Man kann nicht sagen, dass sich ein Kreis schließt.

Die Bewegung innerhalb des Romans ist wie eine Welle.

Der Protagonist taucht auf, gewinnt an Kontur, dann wieder macht er sich fast unsichtbar, verschwindet hinter einer (Wasser)Wand aus Traurigkeit.

Mehr als einmal gerät er in einen Strudel, aus dem er kaum wieder auftauchen kann. Und doch geht er nicht unter.

Er hat gelernt, sich der Flut anzupassen.

 

"Egal, wie groß die Welle ist, du musst ihr so schnell wie möglich flach auf dem Grund entgegentauchen.
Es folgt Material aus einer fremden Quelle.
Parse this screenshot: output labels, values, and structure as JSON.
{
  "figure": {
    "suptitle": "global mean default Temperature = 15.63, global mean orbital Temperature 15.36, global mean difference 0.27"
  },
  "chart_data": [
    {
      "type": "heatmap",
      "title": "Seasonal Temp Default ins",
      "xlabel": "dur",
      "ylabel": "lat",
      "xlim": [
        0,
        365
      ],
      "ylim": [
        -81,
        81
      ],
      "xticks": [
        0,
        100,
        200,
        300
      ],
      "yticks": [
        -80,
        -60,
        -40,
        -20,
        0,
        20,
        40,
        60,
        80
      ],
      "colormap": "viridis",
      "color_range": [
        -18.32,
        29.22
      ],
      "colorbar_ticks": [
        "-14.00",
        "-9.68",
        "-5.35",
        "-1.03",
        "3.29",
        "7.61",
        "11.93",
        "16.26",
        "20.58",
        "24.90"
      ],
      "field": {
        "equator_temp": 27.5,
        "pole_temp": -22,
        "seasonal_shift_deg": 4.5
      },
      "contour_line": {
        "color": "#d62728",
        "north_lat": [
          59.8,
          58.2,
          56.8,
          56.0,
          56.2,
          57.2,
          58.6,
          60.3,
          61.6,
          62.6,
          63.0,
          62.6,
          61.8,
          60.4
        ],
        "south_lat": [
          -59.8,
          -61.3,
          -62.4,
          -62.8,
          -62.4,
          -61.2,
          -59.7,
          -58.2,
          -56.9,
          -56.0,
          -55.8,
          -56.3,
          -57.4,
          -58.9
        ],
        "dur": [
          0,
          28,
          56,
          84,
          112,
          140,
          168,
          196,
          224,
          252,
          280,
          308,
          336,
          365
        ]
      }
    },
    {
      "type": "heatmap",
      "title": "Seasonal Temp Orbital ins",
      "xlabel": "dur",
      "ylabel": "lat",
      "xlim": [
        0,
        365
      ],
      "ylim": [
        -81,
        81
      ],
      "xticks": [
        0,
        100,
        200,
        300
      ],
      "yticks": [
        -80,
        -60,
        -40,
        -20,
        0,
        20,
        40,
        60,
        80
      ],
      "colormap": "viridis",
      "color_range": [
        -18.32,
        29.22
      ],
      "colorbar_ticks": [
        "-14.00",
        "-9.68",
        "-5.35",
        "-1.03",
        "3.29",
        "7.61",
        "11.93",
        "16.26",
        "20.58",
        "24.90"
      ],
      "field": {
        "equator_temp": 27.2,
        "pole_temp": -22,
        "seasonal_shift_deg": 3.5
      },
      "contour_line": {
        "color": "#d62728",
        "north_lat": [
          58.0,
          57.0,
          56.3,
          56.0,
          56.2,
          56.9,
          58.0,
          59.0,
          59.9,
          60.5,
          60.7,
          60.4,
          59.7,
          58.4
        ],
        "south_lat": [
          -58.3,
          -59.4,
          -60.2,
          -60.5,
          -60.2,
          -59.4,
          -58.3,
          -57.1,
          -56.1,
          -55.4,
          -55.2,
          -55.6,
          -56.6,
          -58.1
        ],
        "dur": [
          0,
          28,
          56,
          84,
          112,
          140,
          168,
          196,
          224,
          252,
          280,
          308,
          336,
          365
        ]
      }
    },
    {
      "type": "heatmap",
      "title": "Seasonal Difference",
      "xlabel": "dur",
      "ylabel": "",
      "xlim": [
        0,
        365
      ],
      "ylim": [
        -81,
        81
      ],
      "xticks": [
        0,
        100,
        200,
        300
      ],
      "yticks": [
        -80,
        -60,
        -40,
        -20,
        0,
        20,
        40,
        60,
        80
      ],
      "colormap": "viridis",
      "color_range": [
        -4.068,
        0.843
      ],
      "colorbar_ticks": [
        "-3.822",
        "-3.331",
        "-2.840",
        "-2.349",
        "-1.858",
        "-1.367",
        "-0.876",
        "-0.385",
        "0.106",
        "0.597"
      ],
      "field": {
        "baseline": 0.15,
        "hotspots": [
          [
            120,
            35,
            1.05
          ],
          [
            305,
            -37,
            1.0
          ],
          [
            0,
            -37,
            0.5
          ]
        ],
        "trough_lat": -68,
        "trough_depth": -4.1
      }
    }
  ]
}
Wenn sie dann bricht, zieht sie dich unter sich durch, und du tauchst auf der anderen Seite wieder auf. Wenn du vor ihr flüchtest, kracht sie direkt über dir zusammen, wennn du versuchst, sie an der Oberfläche zu durchschwimmen, landest du in der Wäscheschleuder und brichst dir entweder das Genick oder wirst von Korallen aufgeschlitzt."

 

In dieser Art ist er der Geschichte seines Großvaters begegnet. Sie war eine Welle, der er auf dem Grund entgegentauchte.

Er ist weder geflüchtet noch an der Oberfläche geblieben.

 

Dem 1979 in Sao Paulo geborenen, heute in Porte Alegre lebenden Autoren Galera ist ein Roman gelungen, der einen völlig in seinen Bann zieht. 

Die Natur ist nirgends eine freundliche, den Menschen beschenkende. Sie fungiert im Roman als Seelenspiegel des Protagonisten, ist gleichzeitig aber eigenständige Urgewalt.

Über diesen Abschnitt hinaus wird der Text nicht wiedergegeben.